Fighting Islamic State in Syria is more complex because the US and its allies are hostile to Syrian President Bashar Assad. Intervening in Syria without the government's permission could put US planes at risk from Syrian air defences.

Threat to US, Europe

"They [Islamic State] are a threat regionally and I believe they are a potential future threat both to Europe and the United States, so it is important for us to deal with that threat now with our international partners," he said.

General Martin Dempsey, chairperson of the US military's Joint Chiefs of Staff, raised the possibility on Tuesday that American troops might need to take on a larger role in Iraq's ground war against Islamic State militants, but the White House stressed they would not deploy on a combat mission.

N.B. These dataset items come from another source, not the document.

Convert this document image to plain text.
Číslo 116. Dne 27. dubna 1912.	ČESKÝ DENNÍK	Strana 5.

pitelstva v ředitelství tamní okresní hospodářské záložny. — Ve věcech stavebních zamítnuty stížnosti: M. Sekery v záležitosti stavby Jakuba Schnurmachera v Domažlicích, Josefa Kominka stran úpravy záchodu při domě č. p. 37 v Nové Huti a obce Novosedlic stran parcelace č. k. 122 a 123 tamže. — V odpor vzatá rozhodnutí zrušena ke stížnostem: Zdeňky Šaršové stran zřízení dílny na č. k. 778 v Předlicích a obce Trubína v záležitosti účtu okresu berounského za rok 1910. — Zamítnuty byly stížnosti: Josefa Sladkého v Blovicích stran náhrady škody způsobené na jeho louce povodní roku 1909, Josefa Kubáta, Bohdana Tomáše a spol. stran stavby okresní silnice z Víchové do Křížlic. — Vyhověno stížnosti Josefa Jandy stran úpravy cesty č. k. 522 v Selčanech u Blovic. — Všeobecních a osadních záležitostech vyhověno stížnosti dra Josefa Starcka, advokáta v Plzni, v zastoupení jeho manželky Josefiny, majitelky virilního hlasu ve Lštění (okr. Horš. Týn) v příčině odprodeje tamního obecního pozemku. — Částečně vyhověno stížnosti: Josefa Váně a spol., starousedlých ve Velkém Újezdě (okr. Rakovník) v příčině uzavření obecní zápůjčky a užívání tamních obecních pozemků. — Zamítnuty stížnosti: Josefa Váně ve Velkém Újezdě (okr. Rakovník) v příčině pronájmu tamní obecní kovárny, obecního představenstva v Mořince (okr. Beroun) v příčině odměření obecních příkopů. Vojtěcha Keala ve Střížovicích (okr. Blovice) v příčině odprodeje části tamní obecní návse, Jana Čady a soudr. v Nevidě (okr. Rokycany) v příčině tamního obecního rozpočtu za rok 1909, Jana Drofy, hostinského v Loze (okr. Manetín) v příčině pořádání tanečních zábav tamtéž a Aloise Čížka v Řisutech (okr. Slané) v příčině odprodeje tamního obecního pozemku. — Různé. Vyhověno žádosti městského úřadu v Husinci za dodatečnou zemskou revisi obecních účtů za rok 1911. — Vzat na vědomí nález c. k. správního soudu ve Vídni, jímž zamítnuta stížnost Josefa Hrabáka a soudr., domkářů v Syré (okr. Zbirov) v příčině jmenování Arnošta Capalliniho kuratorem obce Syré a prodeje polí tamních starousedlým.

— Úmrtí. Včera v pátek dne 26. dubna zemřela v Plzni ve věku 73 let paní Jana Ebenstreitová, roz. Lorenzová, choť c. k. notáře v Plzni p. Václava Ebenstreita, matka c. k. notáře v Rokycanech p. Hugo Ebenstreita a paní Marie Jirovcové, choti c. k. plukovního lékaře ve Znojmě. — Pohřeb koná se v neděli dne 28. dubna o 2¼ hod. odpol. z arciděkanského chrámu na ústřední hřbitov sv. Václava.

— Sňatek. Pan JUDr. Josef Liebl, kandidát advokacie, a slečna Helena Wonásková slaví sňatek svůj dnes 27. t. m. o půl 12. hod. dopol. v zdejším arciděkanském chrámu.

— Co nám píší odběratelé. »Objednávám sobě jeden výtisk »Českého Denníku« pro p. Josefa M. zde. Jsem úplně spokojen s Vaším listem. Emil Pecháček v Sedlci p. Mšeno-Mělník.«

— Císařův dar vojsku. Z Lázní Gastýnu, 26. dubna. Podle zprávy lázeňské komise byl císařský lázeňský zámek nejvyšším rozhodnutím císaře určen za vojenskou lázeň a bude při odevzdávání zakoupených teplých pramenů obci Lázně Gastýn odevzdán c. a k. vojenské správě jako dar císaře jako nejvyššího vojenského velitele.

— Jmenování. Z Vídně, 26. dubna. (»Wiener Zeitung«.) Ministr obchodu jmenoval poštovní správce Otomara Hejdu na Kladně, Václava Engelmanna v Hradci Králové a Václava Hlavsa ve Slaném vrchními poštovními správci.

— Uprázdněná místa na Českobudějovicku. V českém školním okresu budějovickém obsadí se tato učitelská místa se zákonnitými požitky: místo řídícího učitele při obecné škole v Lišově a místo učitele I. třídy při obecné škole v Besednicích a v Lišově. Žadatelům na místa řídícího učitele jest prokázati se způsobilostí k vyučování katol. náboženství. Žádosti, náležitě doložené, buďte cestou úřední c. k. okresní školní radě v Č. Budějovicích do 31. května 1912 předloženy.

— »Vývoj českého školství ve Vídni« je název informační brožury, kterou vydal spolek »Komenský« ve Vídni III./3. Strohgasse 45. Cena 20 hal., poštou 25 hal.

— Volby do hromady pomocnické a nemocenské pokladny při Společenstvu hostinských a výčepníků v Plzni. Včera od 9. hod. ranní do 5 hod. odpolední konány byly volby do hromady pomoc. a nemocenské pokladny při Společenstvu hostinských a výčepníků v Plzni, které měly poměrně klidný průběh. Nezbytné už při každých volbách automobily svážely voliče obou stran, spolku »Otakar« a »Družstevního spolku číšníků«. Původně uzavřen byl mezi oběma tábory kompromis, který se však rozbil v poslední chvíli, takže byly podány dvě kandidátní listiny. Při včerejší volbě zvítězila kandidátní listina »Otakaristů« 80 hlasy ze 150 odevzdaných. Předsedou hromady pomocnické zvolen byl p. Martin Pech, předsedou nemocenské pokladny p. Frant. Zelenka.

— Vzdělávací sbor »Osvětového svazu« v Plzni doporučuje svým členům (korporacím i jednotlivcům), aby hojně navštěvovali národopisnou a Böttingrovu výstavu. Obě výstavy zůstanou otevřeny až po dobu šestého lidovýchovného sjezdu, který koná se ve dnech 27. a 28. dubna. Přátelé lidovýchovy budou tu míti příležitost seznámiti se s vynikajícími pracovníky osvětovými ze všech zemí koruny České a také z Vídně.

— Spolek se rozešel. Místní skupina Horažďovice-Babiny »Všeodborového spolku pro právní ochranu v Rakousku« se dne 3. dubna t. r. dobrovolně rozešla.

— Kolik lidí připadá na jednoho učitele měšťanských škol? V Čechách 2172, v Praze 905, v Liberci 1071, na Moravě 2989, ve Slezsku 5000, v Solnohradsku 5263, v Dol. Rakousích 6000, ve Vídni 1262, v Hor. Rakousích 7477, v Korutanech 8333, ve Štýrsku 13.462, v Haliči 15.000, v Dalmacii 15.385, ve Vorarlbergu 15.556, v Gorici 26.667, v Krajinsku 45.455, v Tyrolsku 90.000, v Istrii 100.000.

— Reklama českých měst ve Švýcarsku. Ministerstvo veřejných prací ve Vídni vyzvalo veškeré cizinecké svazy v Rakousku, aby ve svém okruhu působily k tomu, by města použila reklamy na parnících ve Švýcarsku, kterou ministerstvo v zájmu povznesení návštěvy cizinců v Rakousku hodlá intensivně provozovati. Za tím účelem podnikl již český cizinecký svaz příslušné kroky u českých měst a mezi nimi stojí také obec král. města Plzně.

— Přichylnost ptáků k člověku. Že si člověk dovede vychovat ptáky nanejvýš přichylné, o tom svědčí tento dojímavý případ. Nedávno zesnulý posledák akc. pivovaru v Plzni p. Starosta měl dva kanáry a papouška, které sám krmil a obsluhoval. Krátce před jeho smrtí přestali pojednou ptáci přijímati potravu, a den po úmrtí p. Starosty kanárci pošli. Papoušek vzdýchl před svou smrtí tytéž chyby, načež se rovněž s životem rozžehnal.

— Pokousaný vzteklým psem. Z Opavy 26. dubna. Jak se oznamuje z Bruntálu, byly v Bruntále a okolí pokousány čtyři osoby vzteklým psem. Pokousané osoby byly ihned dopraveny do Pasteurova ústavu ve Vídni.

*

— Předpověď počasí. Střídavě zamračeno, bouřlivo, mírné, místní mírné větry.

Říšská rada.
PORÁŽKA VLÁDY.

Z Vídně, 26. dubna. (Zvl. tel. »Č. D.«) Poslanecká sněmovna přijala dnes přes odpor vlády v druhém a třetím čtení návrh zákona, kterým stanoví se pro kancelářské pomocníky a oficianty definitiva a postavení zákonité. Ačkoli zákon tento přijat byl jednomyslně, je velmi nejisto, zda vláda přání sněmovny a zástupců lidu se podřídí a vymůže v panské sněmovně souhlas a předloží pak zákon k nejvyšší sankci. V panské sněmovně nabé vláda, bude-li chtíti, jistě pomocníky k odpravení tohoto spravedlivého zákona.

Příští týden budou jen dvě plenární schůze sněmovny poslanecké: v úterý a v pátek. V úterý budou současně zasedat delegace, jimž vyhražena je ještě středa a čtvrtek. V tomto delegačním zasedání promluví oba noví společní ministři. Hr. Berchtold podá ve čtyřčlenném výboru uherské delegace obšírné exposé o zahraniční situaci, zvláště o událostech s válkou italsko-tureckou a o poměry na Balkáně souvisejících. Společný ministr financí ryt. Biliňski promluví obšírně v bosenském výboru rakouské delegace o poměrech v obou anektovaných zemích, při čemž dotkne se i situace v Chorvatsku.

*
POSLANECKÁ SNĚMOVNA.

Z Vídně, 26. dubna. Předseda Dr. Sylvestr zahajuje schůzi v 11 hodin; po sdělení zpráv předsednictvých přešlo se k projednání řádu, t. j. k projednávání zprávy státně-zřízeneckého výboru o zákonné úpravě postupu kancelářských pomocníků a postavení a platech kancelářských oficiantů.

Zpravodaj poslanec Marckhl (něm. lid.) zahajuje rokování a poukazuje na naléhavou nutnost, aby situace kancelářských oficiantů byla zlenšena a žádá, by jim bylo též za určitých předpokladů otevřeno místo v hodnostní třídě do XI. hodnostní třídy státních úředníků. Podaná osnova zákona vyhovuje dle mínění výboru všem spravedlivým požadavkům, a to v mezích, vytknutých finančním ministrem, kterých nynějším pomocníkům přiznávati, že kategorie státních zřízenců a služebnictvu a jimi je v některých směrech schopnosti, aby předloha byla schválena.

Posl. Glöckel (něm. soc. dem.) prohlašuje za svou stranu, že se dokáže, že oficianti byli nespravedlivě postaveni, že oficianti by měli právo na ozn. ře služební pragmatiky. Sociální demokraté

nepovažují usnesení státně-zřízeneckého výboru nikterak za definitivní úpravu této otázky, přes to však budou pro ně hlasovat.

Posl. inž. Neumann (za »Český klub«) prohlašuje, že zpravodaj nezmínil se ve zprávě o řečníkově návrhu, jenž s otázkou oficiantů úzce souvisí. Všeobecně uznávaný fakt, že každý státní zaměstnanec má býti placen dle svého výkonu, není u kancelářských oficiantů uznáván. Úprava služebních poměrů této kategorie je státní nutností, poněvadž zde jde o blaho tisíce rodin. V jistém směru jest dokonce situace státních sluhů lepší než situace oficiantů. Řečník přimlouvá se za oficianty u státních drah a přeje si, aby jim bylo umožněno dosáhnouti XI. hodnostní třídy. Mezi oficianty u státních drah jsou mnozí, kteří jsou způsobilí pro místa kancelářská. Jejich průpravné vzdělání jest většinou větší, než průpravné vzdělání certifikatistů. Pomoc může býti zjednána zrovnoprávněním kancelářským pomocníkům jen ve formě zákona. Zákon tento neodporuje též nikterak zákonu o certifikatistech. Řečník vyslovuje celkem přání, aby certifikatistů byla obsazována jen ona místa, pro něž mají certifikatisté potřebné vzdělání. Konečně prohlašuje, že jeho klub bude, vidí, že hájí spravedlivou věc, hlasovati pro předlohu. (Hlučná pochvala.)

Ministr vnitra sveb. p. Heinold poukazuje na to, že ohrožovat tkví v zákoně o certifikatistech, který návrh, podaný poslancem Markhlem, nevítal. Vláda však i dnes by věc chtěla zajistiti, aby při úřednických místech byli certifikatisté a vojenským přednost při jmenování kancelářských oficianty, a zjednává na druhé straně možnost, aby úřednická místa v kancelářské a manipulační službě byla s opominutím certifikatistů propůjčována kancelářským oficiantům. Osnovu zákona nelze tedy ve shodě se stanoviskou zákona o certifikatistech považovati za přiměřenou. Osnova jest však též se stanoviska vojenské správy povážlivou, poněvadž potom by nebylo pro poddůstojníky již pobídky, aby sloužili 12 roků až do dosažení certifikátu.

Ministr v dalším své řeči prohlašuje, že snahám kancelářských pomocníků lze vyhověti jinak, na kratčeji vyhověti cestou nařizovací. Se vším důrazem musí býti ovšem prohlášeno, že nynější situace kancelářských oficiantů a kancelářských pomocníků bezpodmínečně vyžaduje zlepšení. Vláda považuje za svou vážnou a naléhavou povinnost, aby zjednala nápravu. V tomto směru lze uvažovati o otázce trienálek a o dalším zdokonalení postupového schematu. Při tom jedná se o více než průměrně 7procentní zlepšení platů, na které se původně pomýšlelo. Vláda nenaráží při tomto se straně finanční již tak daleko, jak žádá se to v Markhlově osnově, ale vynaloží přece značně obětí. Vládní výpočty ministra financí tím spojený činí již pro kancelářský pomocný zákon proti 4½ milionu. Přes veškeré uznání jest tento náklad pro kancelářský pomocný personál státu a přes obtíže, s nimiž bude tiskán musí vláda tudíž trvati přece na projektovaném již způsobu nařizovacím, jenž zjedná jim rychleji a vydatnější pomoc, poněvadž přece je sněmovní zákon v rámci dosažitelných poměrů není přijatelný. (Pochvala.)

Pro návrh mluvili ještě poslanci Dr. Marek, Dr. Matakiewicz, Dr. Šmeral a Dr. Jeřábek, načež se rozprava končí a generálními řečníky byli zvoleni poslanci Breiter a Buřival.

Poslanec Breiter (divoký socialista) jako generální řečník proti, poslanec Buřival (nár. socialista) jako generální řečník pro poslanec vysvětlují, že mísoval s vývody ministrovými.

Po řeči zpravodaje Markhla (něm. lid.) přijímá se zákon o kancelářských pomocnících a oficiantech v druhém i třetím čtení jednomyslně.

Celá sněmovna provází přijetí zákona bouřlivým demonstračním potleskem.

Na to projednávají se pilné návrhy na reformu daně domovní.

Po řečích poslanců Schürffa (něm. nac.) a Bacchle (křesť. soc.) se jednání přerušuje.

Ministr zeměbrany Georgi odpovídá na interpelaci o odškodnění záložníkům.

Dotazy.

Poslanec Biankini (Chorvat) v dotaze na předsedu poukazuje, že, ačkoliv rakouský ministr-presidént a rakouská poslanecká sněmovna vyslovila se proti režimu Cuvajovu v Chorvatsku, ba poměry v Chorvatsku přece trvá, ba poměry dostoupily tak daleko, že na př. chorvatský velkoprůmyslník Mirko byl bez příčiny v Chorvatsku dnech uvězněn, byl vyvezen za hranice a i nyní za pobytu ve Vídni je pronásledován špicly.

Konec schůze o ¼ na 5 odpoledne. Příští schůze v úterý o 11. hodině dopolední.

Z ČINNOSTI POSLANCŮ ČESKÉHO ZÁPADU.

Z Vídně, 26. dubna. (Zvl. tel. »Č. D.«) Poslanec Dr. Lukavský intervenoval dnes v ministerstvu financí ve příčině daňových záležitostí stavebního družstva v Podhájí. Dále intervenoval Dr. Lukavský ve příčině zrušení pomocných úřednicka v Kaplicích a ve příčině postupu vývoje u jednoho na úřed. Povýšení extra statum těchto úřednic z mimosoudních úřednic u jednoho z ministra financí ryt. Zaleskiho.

Asked about Dempsey's comments, Odierno said: "We are constantly conducting assessments and we will provide the best military advice to the president in order to achieve the objectives he has set forth."

The United States would welcome help from other countries to train Iraqi security forces, including Kurdish peshmerga fighters, he said. "There seem to be some countries that are very interested in doing that," he added.

He said it was unclear whether US special forces or army would be involved in training moderate Syrian rebels in Saudi Arabia, but said it was possible.

Odierno denied that the crushing defeat of Iraq's armed forces at the hands of Islamic State was due to inadequate training by the United States.

"Over time, Prime Minister [Nuri al-] Maliki developed sectarian forces that were no longer truly accepted by all the Iraqi people. He put leaders in place that were not qualified... It wasn't that they weren't trained to fight - they refused to fight at all," he said.

Under Maliki, the Iraqi armed forces came to be dominated by Iraq's Shi'ite majority, alienating the Sunni minority.

Odierno said that future U.S. partnership with Iraqi armed forces would depend on them being more representative of Iraqis. "As we look to the future, our ability to partner with them will be based on those that are truly representative of Iraq as a whole," he said.